I just wanted to let Alison M. Rosen know how much I enjoyed her recent article on Throw Rag ["Scared to Sleep for Years," Sept. 3]. Of all the reviews and interviews I've read about the band that I fancy so much, this one stood out: an original look at the band.

Andrea via e-mailBAD WITH GOOD

So Irvine Mayor Larry Agran blames the media for the widening energy scandal that could mean his end [R. Scott Moxley's "Agran's Filibuster," Aug. 27]. Did he ever praise the media when it helped him fight the airport? Goodbye, Larry.

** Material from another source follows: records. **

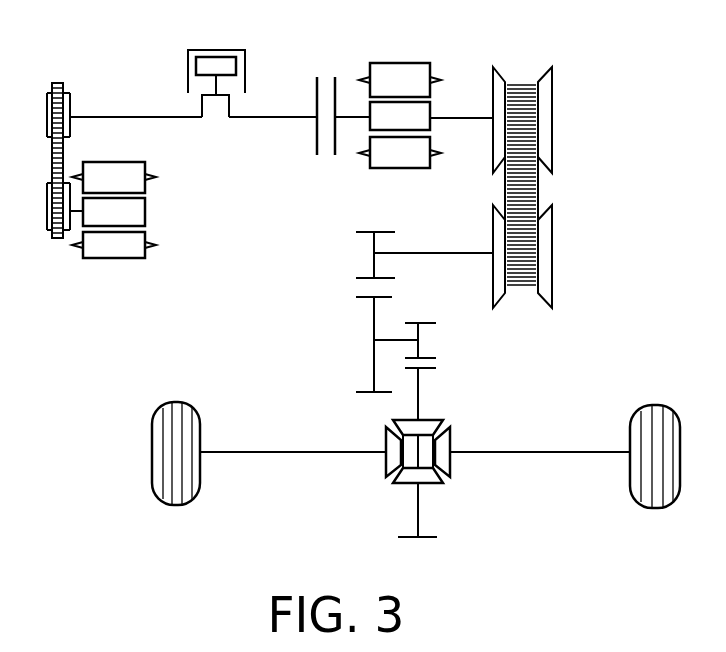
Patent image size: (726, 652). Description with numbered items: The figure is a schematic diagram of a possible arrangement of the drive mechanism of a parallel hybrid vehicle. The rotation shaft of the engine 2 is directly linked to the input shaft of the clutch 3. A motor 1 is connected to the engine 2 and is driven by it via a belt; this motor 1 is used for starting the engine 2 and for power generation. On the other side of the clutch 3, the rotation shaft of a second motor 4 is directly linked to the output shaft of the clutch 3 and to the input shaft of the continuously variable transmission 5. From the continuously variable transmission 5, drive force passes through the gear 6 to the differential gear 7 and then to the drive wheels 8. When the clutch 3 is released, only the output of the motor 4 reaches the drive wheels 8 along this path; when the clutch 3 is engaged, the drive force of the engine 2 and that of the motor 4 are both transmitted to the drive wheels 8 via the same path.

The motor 1 is at (115, 258).
The engine 2 is at (225, 50).
The clutch 3 is at (317, 140).
The motor 4 is at (417, 63).
The continuously variable transmission 5 is at (552, 122).
The gear 6 is at (373, 315).
The differential gear 7 is at (450, 458).
The drive wheels 8 is at (152, 500).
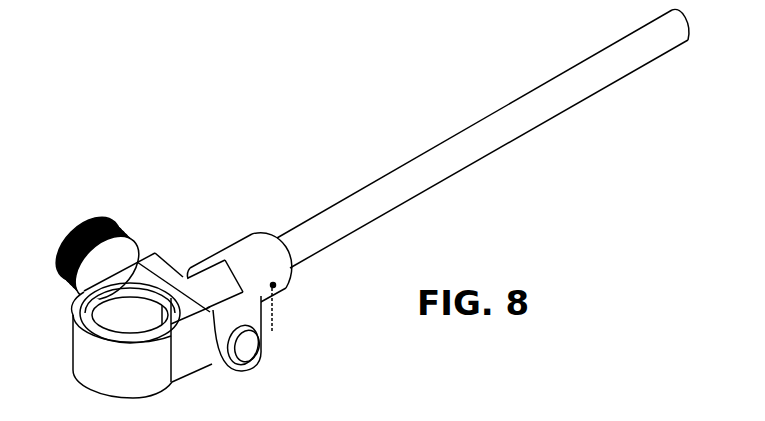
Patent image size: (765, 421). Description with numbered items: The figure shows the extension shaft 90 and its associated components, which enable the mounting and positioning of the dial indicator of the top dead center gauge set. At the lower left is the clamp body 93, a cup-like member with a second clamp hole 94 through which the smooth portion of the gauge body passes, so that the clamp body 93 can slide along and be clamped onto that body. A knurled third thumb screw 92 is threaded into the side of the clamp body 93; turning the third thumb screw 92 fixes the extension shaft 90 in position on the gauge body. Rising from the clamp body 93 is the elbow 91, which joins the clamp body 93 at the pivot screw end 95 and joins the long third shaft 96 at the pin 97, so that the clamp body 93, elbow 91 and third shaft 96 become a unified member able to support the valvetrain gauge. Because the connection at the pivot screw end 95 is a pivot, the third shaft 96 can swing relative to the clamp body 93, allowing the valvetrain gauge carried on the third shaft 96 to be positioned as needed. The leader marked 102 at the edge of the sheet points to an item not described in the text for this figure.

The extension shaft 90 is at (530, 224).
The elbow 91 is at (234, 243).
The third thumb screw 92 is at (81, 228).
The clamp body 93 is at (73, 363).
The second clamp hole 94 is at (87, 313).
The pivot screw end 95 is at (255, 358).
The third shaft 96 is at (433, 187).
The pin 97 is at (274, 286).
The element 102 is at (757, 420).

Donald Nyre Newport Beach VANITY UNFAIR

I totally disagree with the negative film review of Vanity Fair[Ron Stringer's "Becky, We Hardly Knew Ye," Sept. 3]. Becky Sharp is portrayed sympathetically as a vulnerable orphan trying to survive in a society based on caste, money and Imperialism. How did the reviewer miss the echoes of our own society, the tearful farewell when Rawdon goes off to war, the bodies littering the battlefield, the feminist overtones as Becky bravely carries on while war bursts around her? It's much better to have a story with a true heroine than one with no hero. Long live Becky Sharp!

Ruth Shapin Orange Ron Stringer replies: I didn't miss the rather-too-loud echoes of our own society in Mira Nair's Vanity Fair, nor was I offended by Nair's feminist heroics per se. What I missed was the callow, "odious" Becky Sharp of William Makepeace Thackery's "novel without a hero" (Thackery's subtitle, not mine). CHURCH BULLETIN

I recently read Gustavo Arellano's story that referenced Father John Kenney ["Hide the Buggering Priests!" July 9], and I double-checked his facts against the Diocese of Orange website. Not because I didn't believe Gustavo, but his story knocked the wind out of me. Father Kenney heard my first confession, and I remember he was always on the playground with us at St. Cecilia Catholic Church in Tustin. Now, add to that child abuser. It breaks my heart.

Name withheld by request Irvine

Is it sheer laziness that brings you to write about Bishop Tod D. Brown buying a new house [Arellano's "Movin' on Up," Aug. 13]? Where would you have the bishop live? This story was only written to try and get a rise out of people. So the bishop wants to buy a house. So what? In typical OC Weekly fashion, you spin it so it sounds like he's buying an estate.

Jesse via e-mail Gustavo Arellano responds: When the Orange diocese is pleading poverty in justifying the elimination of church programs, the firing of lay employees and the non-settlement of lawsuits with sex-abuse victims, its purchase of a multimillion-dollar home qualifies as a story in my missal. And I don't know what neighborhood you live in, Jesse, but a $1.1 million manse in a gated community sure seems like an estate to me. As for where I'd like Bishop Brown to live: How about the Holy Family Cathedral rectory, like his predecessor, Bishop Norman McFarland?